It was 2015, and Trump campaign chair to-be Paul Manafort had a problem. For years, he’d been flush with cash paid by Ukrainian president Viktor Yanukovych for his firm’s consulting work. When Yanukovych fled to Russia in 2014, however, that money dried up.
According to special counsel Robert Mueller’s latest indictment (pdf), Manafort’s savings were illiquid, hidden offshore in Cyprus, and he didn’t want to bring them onshore legally and pay taxes on them. So he and his then-number two Rick Gates (later a fellow top Trump campaign aide) allegedly cooked up various schemes to use US properties, which Manafort had already bought with offshore funds, as collateral for loans from US banks.
First, they had to convince banks that Manafort’s firm was still raking in money, explain Mueller’s charges. So the pair doctored profit and loss statements to claim that in 2015 that they had earned $4 million more than they actually had, and $3.5 million more in 2016, the indictment alleges. But doing that involved a technological trick that has vexed many a computer user: changing a PDF file into an editable Word document.

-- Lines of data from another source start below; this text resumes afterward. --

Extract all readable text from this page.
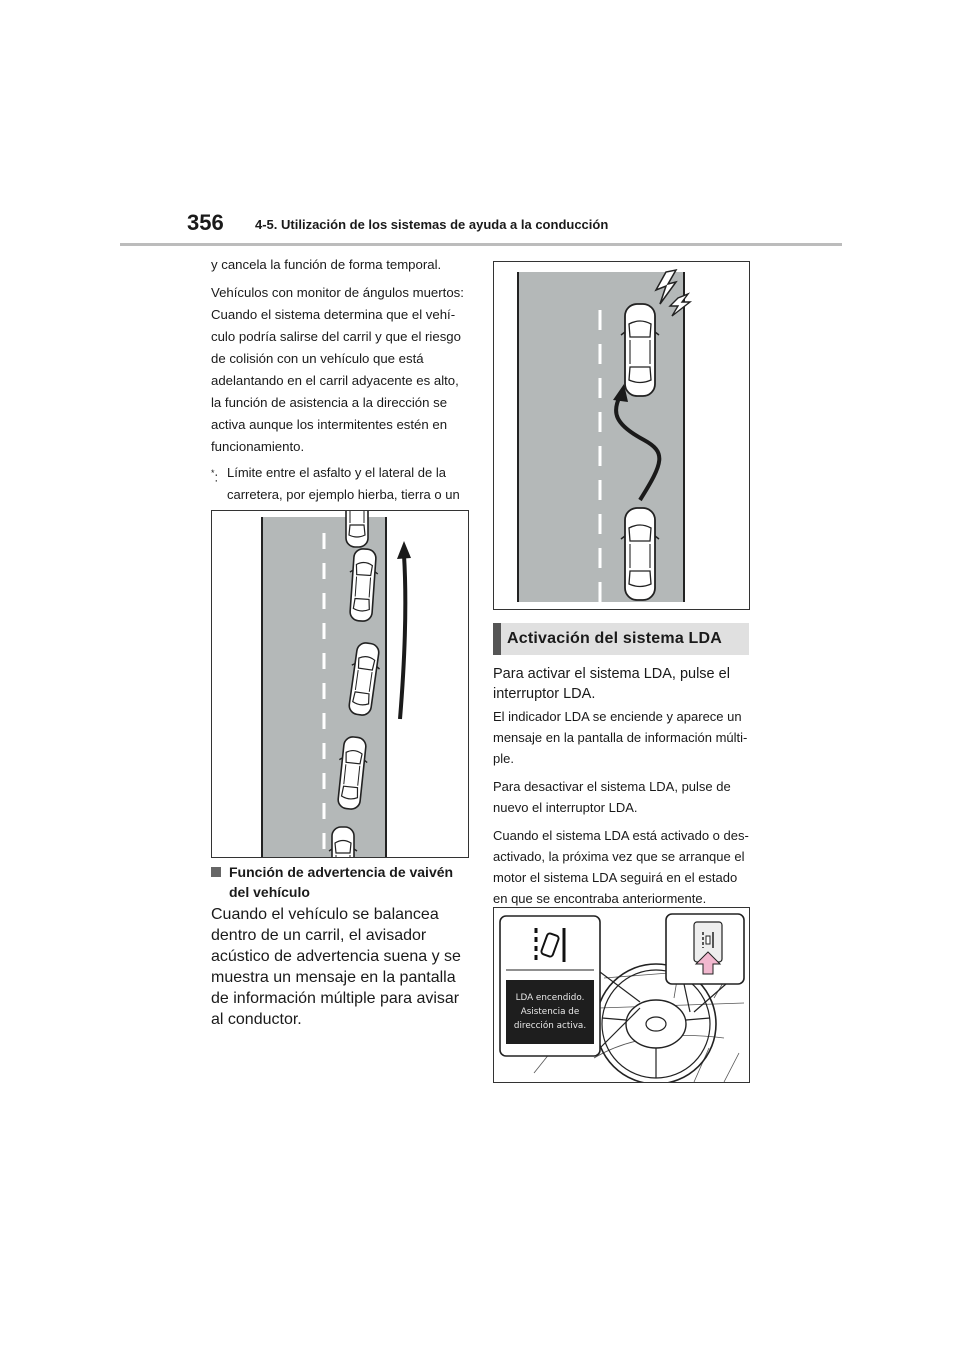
356 4-5. Utilización de los sistemas de ayuda a la conducción

y cancela la función de forma temporal.

Vehículos con monitor de ángulos muertos: Cuando el sistema determina que el vehículo podría salirse del carril y que el riesgo de colisión con un vehículo que está adelantando en el carril adyacente es alto, la función de asistencia a la dirección se activa aunque los intermitentes estén en funcionamiento.

*: Límite entre el asfalto y el lateral de la carretera, por ejemplo hierba, tierra o un
Función de advertencia de vaivén del vehículo
Cuando el vehículo se balancea dentro de un carril, el avisador acústico de advertencia suena y se muestra un mensaje en la pantalla de información múltiple para avisar al conductor.
Activación del sistema LDA
Para activar el sistema LDA, pulse el interruptor LDA.

El indicador LDA se enciende y aparece un mensaje en la pantalla de información múltiple.

Para desactivar el sistema LDA, pulse de nuevo el interruptor LDA.

Cuando el sistema LDA está activado o desactivado, la próxima vez que se arranque el motor el sistema LDA seguirá en el estado en que se encontraba anteriormente.

LDA encendido.
Asistencia de
dirección activa.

Manafort, it seems, couldn’t get his head round the conundrum, but Gates—23 years younger—knew what he was doing. Their skill exchange created a potentially incriminating paper trail: Manafort, then 66, emailed Gates a 2016 profit and loss statement in PDF form, which showed a $600,000 loss. Gates then turned it into a Word document, the indictment says. Manafort edited the resulting document, topping up the balance by $3.5 million and sent it back to Gates to turn it back into a PDF. Manafort then allegedly sent the doctored file off to an unnamed bank for a loan application.
The bank apparently didn’t see through these shenanigans—or didn’t act on them if it did. Mueller’s indictment says that bank gave Manafort $16 million in two loans between July 2016 and January 2017.